Bonello aime l'érotisme et la sexualité extrême, obscure, les ambiances baroques, les mises en scènes flamboyantes luxe/luxure, ici comme dans "L'Apollonide", film ayant été
précédemment sélectionné en compétition au festival de Cannes. Quand YSL tombe amoureux de Jacques de Bascher, à l'époque compagnon de Karl Largelfeld (éternel second), il rencontre en quelque sorte le diable dans toute sa séduction, son double inavoué, le partenaire des pulsions sombres qu'il défoule la nuit en allant draguer dans les bas-fonds, en s'affalant, drogué, sur les sofas des clubs à la mode : Bonello réussit très bien à reproduire le saississant contraste entre les nuits fauves, pénombre, sexualité animale, personnages filmés de dos, et les jours lisses dans l'atelier de couture où, dans une ambiance monacale, tout est sous contrôle (le stress des collections à dessiner sans relâche planant dans le chic excessif des lieux), où l'on chuchote pour ne pas déranger le maître. Mais Pierre Bergé va payer Jacques de Bascher au prix fort pour l'éloigner défintivemet de Saint Laurent qui, de ce jour, va décliner...

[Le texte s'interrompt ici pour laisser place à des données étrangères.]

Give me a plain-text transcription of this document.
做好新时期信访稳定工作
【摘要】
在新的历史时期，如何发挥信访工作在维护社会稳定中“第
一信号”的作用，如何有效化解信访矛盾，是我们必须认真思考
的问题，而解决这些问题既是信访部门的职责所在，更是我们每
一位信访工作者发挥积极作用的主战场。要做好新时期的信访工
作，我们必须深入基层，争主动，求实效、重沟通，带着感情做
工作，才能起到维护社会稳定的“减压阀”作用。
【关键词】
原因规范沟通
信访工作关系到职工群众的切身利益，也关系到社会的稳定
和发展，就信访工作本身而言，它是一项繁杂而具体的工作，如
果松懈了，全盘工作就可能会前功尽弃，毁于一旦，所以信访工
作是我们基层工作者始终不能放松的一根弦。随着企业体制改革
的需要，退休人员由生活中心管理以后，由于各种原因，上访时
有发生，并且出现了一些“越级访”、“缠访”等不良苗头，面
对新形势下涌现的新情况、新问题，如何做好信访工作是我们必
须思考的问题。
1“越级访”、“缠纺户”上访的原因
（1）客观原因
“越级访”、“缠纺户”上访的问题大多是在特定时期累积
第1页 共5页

On se perd un peu dans la seconde partie du film avec des allers et retours sur différentes périodes, le Helmut Berger de la fin du film, bonne idée au départ, est traité surtout comme un élément symbolique du décor pour ne pas dire l'insert Viscontien d'origine qu'on s'est offert. La raison en est que vers la fin de sa vie, YSL regardait "Les Damnés" de Visconti en boucle tout comme il était obsédé par La Callas.
Gaspard Ulliel (Saint Laurent) est stupéfiant, je ne le croyais pas capable d'une telle performance, Jérémie Rénier (Pierre Bergé) toujours parfait, comme d'habitude. Quant à Louis Garrel (Jacques de Bascher), il est crédible mais toujours un peu en surjeu. En bonus, Dominique Sanda qui joue la mère de Saint Laurent, Valeria Tedeschi-Bruni, une riche cliente relookée par le style masculin-féminin de YSL. Les deux muses du couturier qu'étaient Loulou de la Falaise (Léa Seydoux) et Betty Catroux font partie de ce luxueux décor, figurantes omniprésentes aux rôles secondaires mais des personnages essentiels de la biographie de Saint Laurent.
Tous les vêtements d'époque ont été recréés à l'exception de la "collection 40" (scandaleuse, les années d'occupation) prêtée par un collectionneur : on voit les pièces cultes de YLS : la saharienne beige à lacets (1968, avec sandales dorées à lanières, trop beau!), le smoking (1966), la robe Mondrian (1965), la collection russe, la collection africaine, l'inspiration orientale des années de vacances dans le somptueux palais de Marrakech de Pierre Bergé où YSL retrouve la lumière et les couleurs de ses origines, puisque né à Oran.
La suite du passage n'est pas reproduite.